About twenty minutes later, on my way back along the main path, I saw a gleaming black snake slithering toward the woods, away from one of the rectangular bench/planters that can be found along the path. I approached it, because I wanted to know what kind of snake it was. And because I am an idiot. It wasn't in a huge hurry, but it was making good time for the brush, and I gave it a lot of space. I figured it was a black rat snake (which with I've already had a close encounter) but I think now it was a black racer.

I've never seen snakes down there before; I knew they were there, but this was so surprising to actually see, particularly on the main path, since there is so much foot traffic there in late afternoon and early evening.

Saturday, June 5, 2010

Running

I'm trying to get back into running since I didn't run much in Haiti, except at recreation, when it was chasing down frisbees or giving a million piggy back rides ("NON! I can only carry one of you at a time, you have no idea what I am saying, un! Un! Seulement! Pas deux! Pas trois! Okay?!"), and it's... well, it's going.

It was going pretty well, but yesterday my calves were sore before and after my morning run, so when I went to the Hooch for a walk, I planned to take it easy. Once I got off the main bike trail, though, and into the muddy, hillier areas, I suddenly found myself running. It probably wouldn't have been so bad if I hadn't been wearing my light hikers, instead of my nikes or VFFs. So of course, I went back to the river this morning- this weekend, it's freeeeee!- and ran in my VFFs, so the run was easier at first and then my calves hurt so badly I had to keep stopping and stretching.

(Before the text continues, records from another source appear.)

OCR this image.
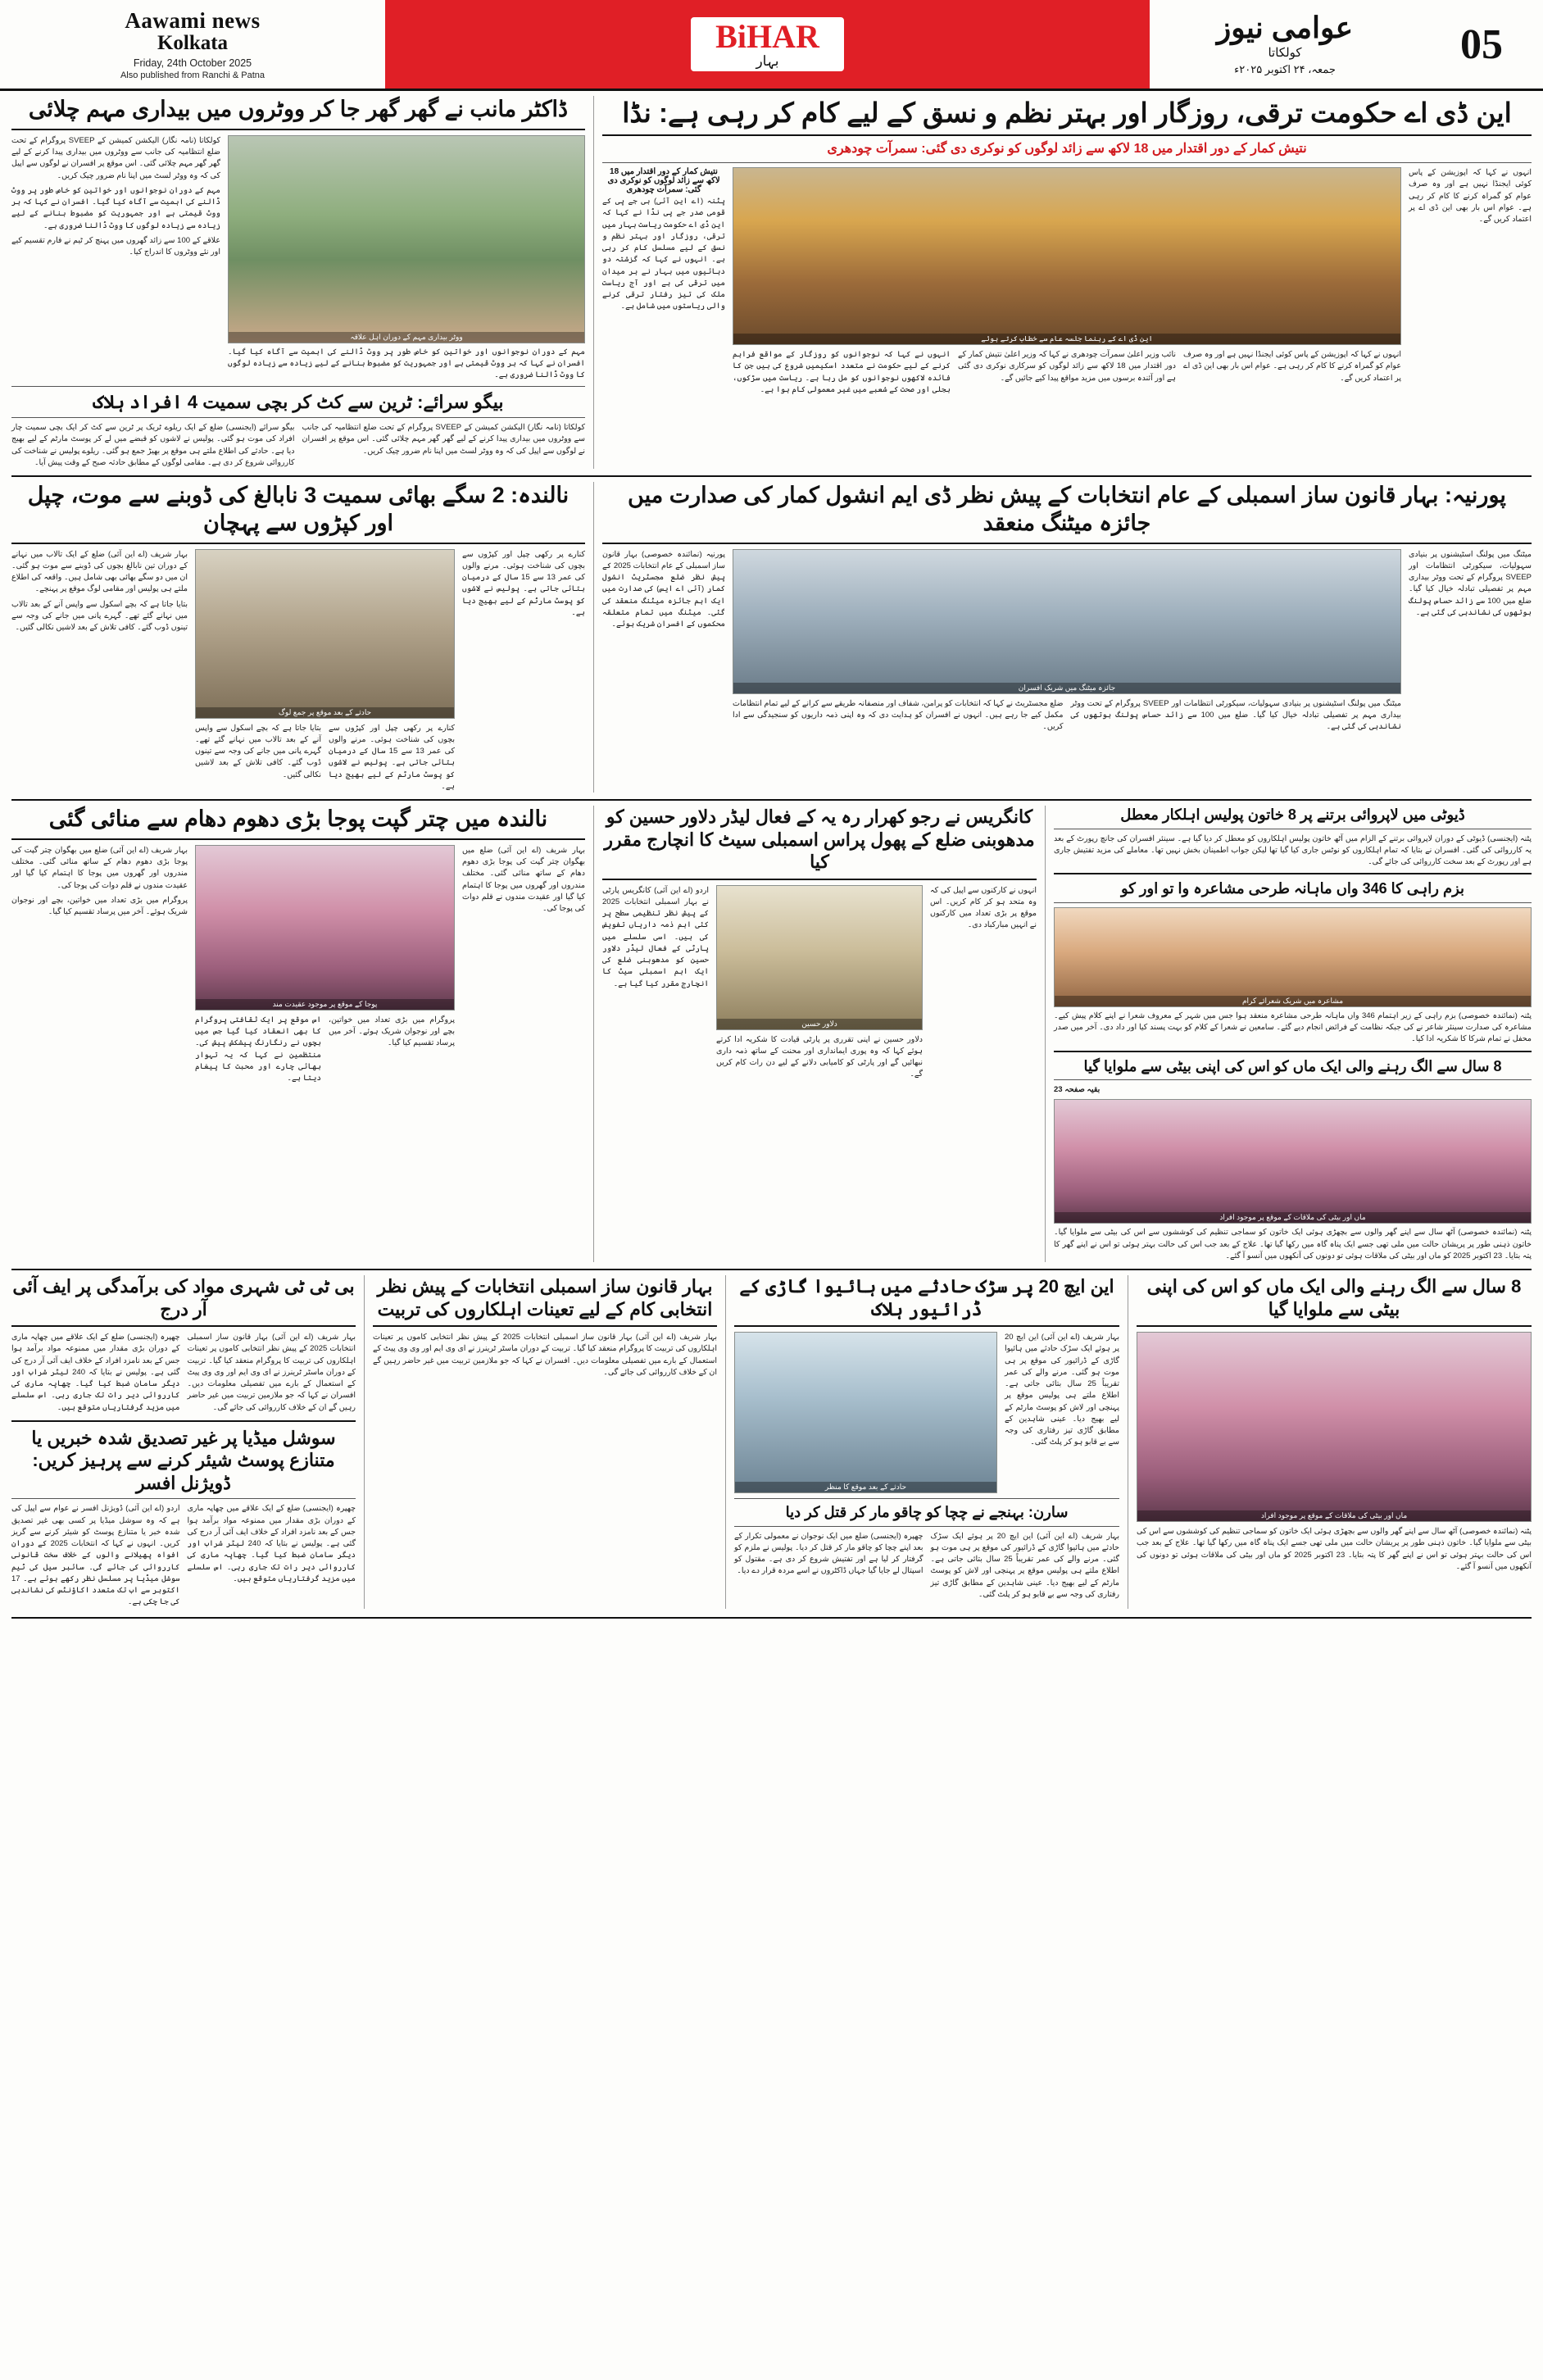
Aawami news
Kolkata
Friday, 24th October 2025
Also published from Ranchi & Patna
BiHAR
بہار
عوامی نیوز
کولکاتا
جمعہ، ۲۴ اکتوبر ۲۰۲۵ء
05
ڈاکٹر مانب نے گھر گھر جا کر ووٹروں میں بیداری مہم چلائی
کولکاتا (نامہ نگار) الیکشن کمیشن کے SVEEP پروگرام کے تحت ضلع انتظامیہ کی جانب سے ووٹروں میں بیداری پیدا کرنے کے لیے گھر گھر مہم چلائی گئی۔ اس موقع پر افسران نے لوگوں سے اپیل کی کہ وہ ووٹر لسٹ میں اپنا نام ضرور چیک کریں۔
مہم کے دوران نوجوانوں اور خواتین کو خاص طور پر ووٹ ڈالنے کی اہمیت سے آگاہ کیا گیا۔ افسران نے کہا کہ ہر ووٹ قیمتی ہے اور جمہوریت کو مضبوط بنانے کے لیے زیادہ سے زیادہ لوگوں کا ووٹ ڈالنا ضروری ہے۔
علاقے کے 100 سے زائد گھروں میں پہنچ کر ٹیم نے فارم تقسیم کیے اور نئے ووٹروں کا اندراج کیا۔
ووٹر بیداری مہم کے دوران اہل علاقہ
مہم کے دوران نوجوانوں اور خواتین کو خاص طور پر ووٹ ڈالنے کی اہمیت سے آگاہ کیا گیا۔ افسران نے کہا کہ ہر ووٹ قیمتی ہے اور جمہوریت کو مضبوط بنانے کے لیے زیادہ سے زیادہ لوگوں کا ووٹ ڈالنا ضروری ہے۔
بیگو سرائے: ٹرین سے کٹ کر بچی سمیت 4 افراد ہلاک
بیگو سرائے (ایجنسی) ضلع کے ایک ریلوے ٹریک پر ٹرین سے کٹ کر ایک بچی سمیت چار افراد کی موت ہو گئی۔ پولیس نے لاشوں کو قبضے میں لے کر پوسٹ مارٹم کے لیے بھیج دیا ہے۔ حادثے کی اطلاع ملتے ہی موقع پر بھیڑ جمع ہو گئی۔ ریلوے پولیس نے شناخت کی کارروائی شروع کر دی ہے۔ مقامی لوگوں کے مطابق حادثہ صبح کے وقت پیش آیا۔
کولکاتا (نامہ نگار) الیکشن کمیشن کے SVEEP پروگرام کے تحت ضلع انتظامیہ کی جانب سے ووٹروں میں بیداری پیدا کرنے کے لیے گھر گھر مہم چلائی گئی۔ اس موقع پر افسران نے لوگوں سے اپیل کی کہ وہ ووٹر لسٹ میں اپنا نام ضرور چیک کریں۔
این ڈی اے حکومت ترقی، روزگار اور بہتر نظم و نسق کے لیے کام کر رہی ہے: نڈا
نتیش کمار کے دور اقتدار میں 18 لاکھ سے زائد لوگوں کو نوکری دی گئی: سمرآت چودھری
نتیش کمار کے دور اقتدار میں 18 لاکھ سے زائد لوگوں کو نوکری دی گئی: سمرآت چودھری
پٹنہ (اے این آئی) بی جے پی کے قومی صدر جے پی نڈا نے کہا کہ این ڈی اے حکومت ریاست بہار میں ترقی، روزگار اور بہتر نظم و نسق کے لیے مسلسل کام کر رہی ہے۔ انہوں نے کہا کہ گزشتہ دو دہائیوں میں بہار نے ہر میدان میں ترقی کی ہے اور آج ریاست ملک کی تیز رفتار ترقی کرنے والی ریاستوں میں شامل ہے۔
این ڈی اے کے رہنما جلسہ عام سے خطاب کرتے ہوئے
انہوں نے کہا کہ نوجوانوں کو روزگار کے مواقع فراہم کرنے کے لیے حکومت نے متعدد اسکیمیں شروع کی ہیں جن کا فائدہ لاکھوں نوجوانوں کو مل رہا ہے۔ ریاست میں سڑکوں، بجلی اور صحت کے شعبے میں غیر معمولی کام ہوا ہے۔
نائب وزیر اعلیٰ سمرآت چودھری نے کہا کہ وزیر اعلیٰ نتیش کمار کے دور اقتدار میں 18 لاکھ سے زائد لوگوں کو سرکاری نوکری دی گئی ہے اور آئندہ برسوں میں مزید مواقع پیدا کیے جائیں گے۔
انہوں نے کہا کہ اپوزیشن کے پاس کوئی ایجنڈا نہیں ہے اور وہ صرف عوام کو گمراہ کرنے کا کام کر رہی ہے۔ عوام اس بار بھی این ڈی اے پر اعتماد کریں گے۔
انہوں نے کہا کہ اپوزیشن کے پاس کوئی ایجنڈا نہیں ہے اور وہ صرف عوام کو گمراہ کرنے کا کام کر رہی ہے۔ عوام اس بار بھی این ڈی اے پر اعتماد کریں گے۔
نالندہ: 2 سگے بھائی سمیت 3 نابالغ کی ڈوبنے سے موت، چپل اور کپڑوں سے پہچان
بہار شریف (اے این آئی) ضلع کے ایک تالاب میں نہانے کے دوران تین نابالغ بچوں کی ڈوبنے سے موت ہو گئی۔ ان میں دو سگے بھائی بھی شامل ہیں۔ واقعہ کی اطلاع ملتے ہی پولیس اور مقامی لوگ موقع پر پہنچے۔
بتایا جاتا ہے کہ بچے اسکول سے واپس آنے کے بعد تالاب میں نہانے گئے تھے۔ گہرے پانی میں جانے کی وجہ سے تینوں ڈوب گئے۔ کافی تلاش کے بعد لاشیں نکالی گئیں۔
حادثے کے بعد موقع پر جمع لوگ
بتایا جاتا ہے کہ بچے اسکول سے واپس آنے کے بعد تالاب میں نہانے گئے تھے۔ گہرے پانی میں جانے کی وجہ سے تینوں ڈوب گئے۔ کافی تلاش کے بعد لاشیں نکالی گئیں۔
کنارے پر رکھی چپل اور کپڑوں سے بچوں کی شناخت ہوئی۔ مرنے والوں کی عمر 13 سے 15 سال کے درمیان بتائی جاتی ہے۔ پولیس نے لاشوں کو پوسٹ مارٹم کے لیے بھیج دیا ہے۔
کنارے پر رکھی چپل اور کپڑوں سے بچوں کی شناخت ہوئی۔ مرنے والوں کی عمر 13 سے 15 سال کے درمیان بتائی جاتی ہے۔ پولیس نے لاشوں کو پوسٹ مارٹم کے لیے بھیج دیا ہے۔
پورنیہ: بہار قانون ساز اسمبلی کے عام انتخابات کے پیش نظر ڈی ایم انشول کمار کی صدارت میں جائزہ میٹنگ منعقد
پورنیہ (نمائندہ خصوصی) بہار قانون ساز اسمبلی کے عام انتخابات 2025 کے پیش نظر ضلع مجسٹریٹ انشول کمار (آئی اے ایس) کی صدارت میں ایک اہم جائزہ میٹنگ منعقد کی گئی۔ میٹنگ میں تمام متعلقہ محکموں کے افسران شریک ہوئے۔
جائزہ میٹنگ میں شریک افسران
ضلع مجسٹریٹ نے کہا کہ انتخابات کو پرامن، شفاف اور منصفانہ طریقے سے کرانے کے لیے تمام انتظامات مکمل کیے جا رہے ہیں۔ انہوں نے افسران کو ہدایت دی کہ وہ اپنی ذمہ داریوں کو سنجیدگی سے ادا کریں۔
میٹنگ میں پولنگ اسٹیشنوں پر بنیادی سہولیات، سیکورٹی انتظامات اور SVEEP پروگرام کے تحت ووٹر بیداری مہم پر تفصیلی تبادلہ خیال کیا گیا۔ ضلع میں 100 سے زائد حساس پولنگ بوتھوں کی نشاندہی کی گئی ہے۔
میٹنگ میں پولنگ اسٹیشنوں پر بنیادی سہولیات، سیکورٹی انتظامات اور SVEEP پروگرام کے تحت ووٹر بیداری مہم پر تفصیلی تبادلہ خیال کیا گیا۔ ضلع میں 100 سے زائد حساس پولنگ بوتھوں کی نشاندہی کی گئی ہے۔
نالندہ میں چتر گپت پوجا بڑی دھوم دھام سے منائی گئی
بہار شریف (اے این آئی) ضلع میں بھگوان چتر گپت کی پوجا بڑی دھوم دھام کے ساتھ منائی گئی۔ مختلف مندروں اور گھروں میں پوجا کا اہتمام کیا گیا اور عقیدت مندوں نے قلم دوات کی پوجا کی۔
پروگرام میں بڑی تعداد میں خواتین، بچے اور نوجوان شریک ہوئے۔ آخر میں پرساد تقسیم کیا گیا۔
پوجا کے موقع پر موجود عقیدت مند
اس موقع پر ایک ثقافتی پروگرام کا بھی انعقاد کیا گیا جس میں بچوں نے رنگارنگ پیشکش پیش کی۔ منتظمین نے کہا کہ یہ تہوار بھائی چارے اور محبت کا پیغام دیتا ہے۔
پروگرام میں بڑی تعداد میں خواتین، بچے اور نوجوان شریک ہوئے۔ آخر میں پرساد تقسیم کیا گیا۔
بہار شریف (اے این آئی) ضلع میں بھگوان چتر گپت کی پوجا بڑی دھوم دھام کے ساتھ منائی گئی۔ مختلف مندروں اور گھروں میں پوجا کا اہتمام کیا گیا اور عقیدت مندوں نے قلم دوات کی پوجا کی۔
کانگریس نے رجو کھرار رہ یہ کے فعال لیڈر دلاور حسین کو مدھوبنی ضلع کے پھول پراس اسمبلی سیٹ کا انچارج مقرر کیا
اردو (اے این آئی) کانگریس پارٹی نے بہار اسمبلی انتخابات 2025 کے پیش نظر تنظیمی سطح پر کئی اہم ذمہ داریاں تفویض کی ہیں۔ اسی سلسلے میں پارٹی کے فعال لیڈر دلاور حسین کو مدھوبنی ضلع کی ایک اہم اسمبلی سیٹ کا انچارج مقرر کیا گیا ہے۔
دلاور حسین
دلاور حسین نے اپنی تقرری پر پارٹی قیادت کا شکریہ ادا کرتے ہوئے کہا کہ وہ پوری ایمانداری اور محنت کے ساتھ ذمہ داری نبھائیں گے اور پارٹی کو کامیابی دلانے کے لیے دن رات کام کریں گے۔
انہوں نے کارکنوں سے اپیل کی کہ وہ متحد ہو کر کام کریں۔ اس موقع پر بڑی تعداد میں کارکنوں نے انہیں مبارکباد دی۔
ڈیوٹی میں لاپروائی برتنے پر 8 خاتون پولیس اہلکار معطل
پٹنہ (ایجنسی) ڈیوٹی کے دوران لاپروائی برتنے کے الزام میں آٹھ خاتون پولیس اہلکاروں کو معطل کر دیا گیا ہے۔ سینئر افسران کی جانچ رپورٹ کے بعد یہ کارروائی کی گئی۔ افسران نے بتایا کہ تمام اہلکاروں کو نوٹس جاری کیا گیا تھا لیکن جواب اطمینان بخش نہیں تھا۔ معاملے کی مزید تفتیش جاری ہے اور رپورٹ کے بعد سخت کارروائی کی جائے گی۔
بزم راہی کا 346 واں ماہانہ طرحی مشاعرہ وا تو اور کو
مشاعرہ میں شریک شعرائے کرام
پٹنہ (نمائندہ خصوصی) بزم راہی کے زیر اہتمام 346 واں ماہانہ طرحی مشاعرہ منعقد ہوا جس میں شہر کے معروف شعرا نے اپنے کلام پیش کیے۔ مشاعرہ کی صدارت سینئر شاعر نے کی جبکہ نظامت کے فرائض انجام دیے گئے۔ سامعین نے شعرا کے کلام کو بہت پسند کیا اور داد دی۔ آخر میں صدر محفل نے تمام شرکا کا شکریہ ادا کیا۔
8 سال سے الگ رہنے والی ایک ماں کو اس کی اپنی بیٹی سے ملوایا گیا
بقیہ صفحہ 23
ماں اور بیٹی کی ملاقات کے موقع پر موجود افراد
پٹنہ (نمائندہ خصوصی) آٹھ سال سے اپنے گھر والوں سے بچھڑی ہوئی ایک خاتون کو سماجی تنظیم کی کوششوں سے اس کی بیٹی سے ملوایا گیا۔ خاتون ذہنی طور پر پریشان حالت میں ملی تھی جسے ایک پناہ گاہ میں رکھا گیا تھا۔ علاج کے بعد جب اس کی حالت بہتر ہوئی تو اس نے اپنے گھر کا پتہ بتایا۔ 23 اکتوبر 2025 کو ماں اور بیٹی کی ملاقات ہوئی تو دونوں کی آنکھوں میں آنسو آ گئے۔
بی ٹی ٹی شہری مواد کی برآمدگی پر ایف آئی آر درج
چھپرہ (ایجنسی) ضلع کے ایک علاقے میں چھاپہ ماری کے دوران بڑی مقدار میں ممنوعہ مواد برآمد ہوا جس کے بعد نامزد افراد کے خلاف ایف آئی آر درج کی گئی ہے۔ پولیس نے بتایا کہ 240 لیٹر شراب اور دیگر سامان ضبط کیا گیا۔ چھاپہ ماری کی کارروائی دیر رات تک جاری رہی۔ اس سلسلے میں مزید گرفتاریاں متوقع ہیں۔
بہار شریف (اے این آئی) بہار قانون ساز اسمبلی انتخابات 2025 کے پیش نظر انتخابی کاموں پر تعینات اہلکاروں کی تربیت کا پروگرام منعقد کیا گیا۔ تربیت کے دوران ماسٹر ٹرینرز نے ای وی ایم اور وی وی پیٹ کے استعمال کے بارے میں تفصیلی معلومات دیں۔ افسران نے کہا کہ جو ملازمین تربیت میں غیر حاضر رہیں گے ان کے خلاف کارروائی کی جائے گی۔
سوشل میڈیا پر غیر تصدیق شدہ خبریں یا متنازع پوسٹ شیئر کرنے سے پرہیز کریں: ڈویژنل افسر
اردو (اے این آئی) ڈویژنل افسر نے عوام سے اپیل کی ہے کہ وہ سوشل میڈیا پر کسی بھی غیر تصدیق شدہ خبر یا متنازع پوسٹ کو شیئر کرنے سے گریز کریں۔ انہوں نے کہا کہ انتخابات 2025 کے دوران افواہ پھیلانے والوں کے خلاف سخت قانونی کارروائی کی جائے گی۔ سائبر سیل کی ٹیم سوشل میڈیا پر مسلسل نظر رکھے ہوئے ہے۔ 17 اکتوبر سے اب تک متعدد اکاؤنٹس کی نشاندہی کی جا چکی ہے۔
چھپرہ (ایجنسی) ضلع کے ایک علاقے میں چھاپہ ماری کے دوران بڑی مقدار میں ممنوعہ مواد برآمد ہوا جس کے بعد نامزد افراد کے خلاف ایف آئی آر درج کی گئی ہے۔ پولیس نے بتایا کہ 240 لیٹر شراب اور دیگر سامان ضبط کیا گیا۔ چھاپہ ماری کی کارروائی دیر رات تک جاری رہی۔ اس سلسلے میں مزید گرفتاریاں متوقع ہیں۔
بہار قانون ساز اسمبلی انتخابات کے پیش نظر انتخابی کام کے لیے تعینات اہلکاروں کی تربیت
بہار شریف (اے این آئی) بہار قانون ساز اسمبلی انتخابات 2025 کے پیش نظر انتخابی کاموں پر تعینات اہلکاروں کی تربیت کا پروگرام منعقد کیا گیا۔ تربیت کے دوران ماسٹر ٹرینرز نے ای وی ایم اور وی وی پیٹ کے استعمال کے بارے میں تفصیلی معلومات دیں۔ افسران نے کہا کہ جو ملازمین تربیت میں غیر حاضر رہیں گے ان کے خلاف کارروائی کی جائے گی۔
این ایچ 20 پر سڑک حادثے میں ہائیوا گاڑی کے ڈرائیور ہلاک
حادثے کے بعد موقع کا منظر
بہار شریف (اے این آئی) این ایچ 20 پر ہوئے ایک سڑک حادثے میں ہائیوا گاڑی کے ڈرائیور کی موقع پر ہی موت ہو گئی۔ مرنے والے کی عمر تقریباً 25 سال بتائی جاتی ہے۔ اطلاع ملتے ہی پولیس موقع پر پہنچی اور لاش کو پوسٹ مارٹم کے لیے بھیج دیا۔ عینی شاہدین کے مطابق گاڑی تیز رفتاری کی وجہ سے بے قابو ہو کر پلٹ گئی۔
سارن: بہنجے نے چچا کو چاقو مار کر قتل کر دیا
چھپرہ (ایجنسی) ضلع میں ایک نوجوان نے معمولی تکرار کے بعد اپنے چچا کو چاقو مار کر قتل کر دیا۔ پولیس نے ملزم کو گرفتار کر لیا ہے اور تفتیش شروع کر دی ہے۔ مقتول کو اسپتال لے جایا گیا جہاں ڈاکٹروں نے اسے مردہ قرار دے دیا۔
بہار شریف (اے این آئی) این ایچ 20 پر ہوئے ایک سڑک حادثے میں ہائیوا گاڑی کے ڈرائیور کی موقع پر ہی موت ہو گئی۔ مرنے والے کی عمر تقریباً 25 سال بتائی جاتی ہے۔ اطلاع ملتے ہی پولیس موقع پر پہنچی اور لاش کو پوسٹ مارٹم کے لیے بھیج دیا۔ عینی شاہدین کے مطابق گاڑی تیز رفتاری کی وجہ سے بے قابو ہو کر پلٹ گئی۔
8 سال سے الگ رہنے والی ایک ماں کو اس کی اپنی بیٹی سے ملوایا گیا
ماں اور بیٹی کی ملاقات کے موقع پر موجود افراد
پٹنہ (نمائندہ خصوصی) آٹھ سال سے اپنے گھر والوں سے بچھڑی ہوئی ایک خاتون کو سماجی تنظیم کی کوششوں سے اس کی بیٹی سے ملوایا گیا۔ خاتون ذہنی طور پر پریشان حالت میں ملی تھی جسے ایک پناہ گاہ میں رکھا گیا تھا۔ علاج کے بعد جب اس کی حالت بہتر ہوئی تو اس نے اپنے گھر کا پتہ بتایا۔ 23 اکتوبر 2025 کو ماں اور بیٹی کی ملاقات ہوئی تو دونوں کی آنکھوں میں آنسو آ گئے۔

The only thing that got me through it was the Stuff You Should Know podcast, which is pretty magical AND available on iTunes.

Wednesday, June 2, 2010

Oh, and...

One of the volunteers from rotation 4 has been maintaining his blog much more faithfully than I have. I think he's a pretty cool guy, as long as you don't ask him for scary stories about his job! (He's a pilot!) Check out Philip's journal for current news and reflections about the compound (soon to be plural!!) in Jacmel.

Oh, and another blog, from Frank: This is Haiti. Very well written, very disturbing.

A video--

Dreamed I was driving along the coast and suddenly I was in Jacmel again, along the road to the beach. I woke up and one of the girls in my rotation, who was at Croix-de-Bouquet, just outside of Port au Prince, had posted this video of her time in CdB. Their compound was different as it was actively a school and there were several volunteers working in a medical clinic. Around 3:30 you meet a nurse who is talking about an 8 month old who came to them dehydrated and is now thriving. She doesn't mention this, but the mother was feeding the baby soup instead of breastfeeding because she believed that her milk was bad after the earthquake. The woman had carried five kids to term and they had all died except this one. The lack of education is just... unconscionable. ANYWAY, here is Hannah's awesome video.



Sorry for the lack of real update; life has been busy since I returned, as my boyfriend came back to Atlanta for a week!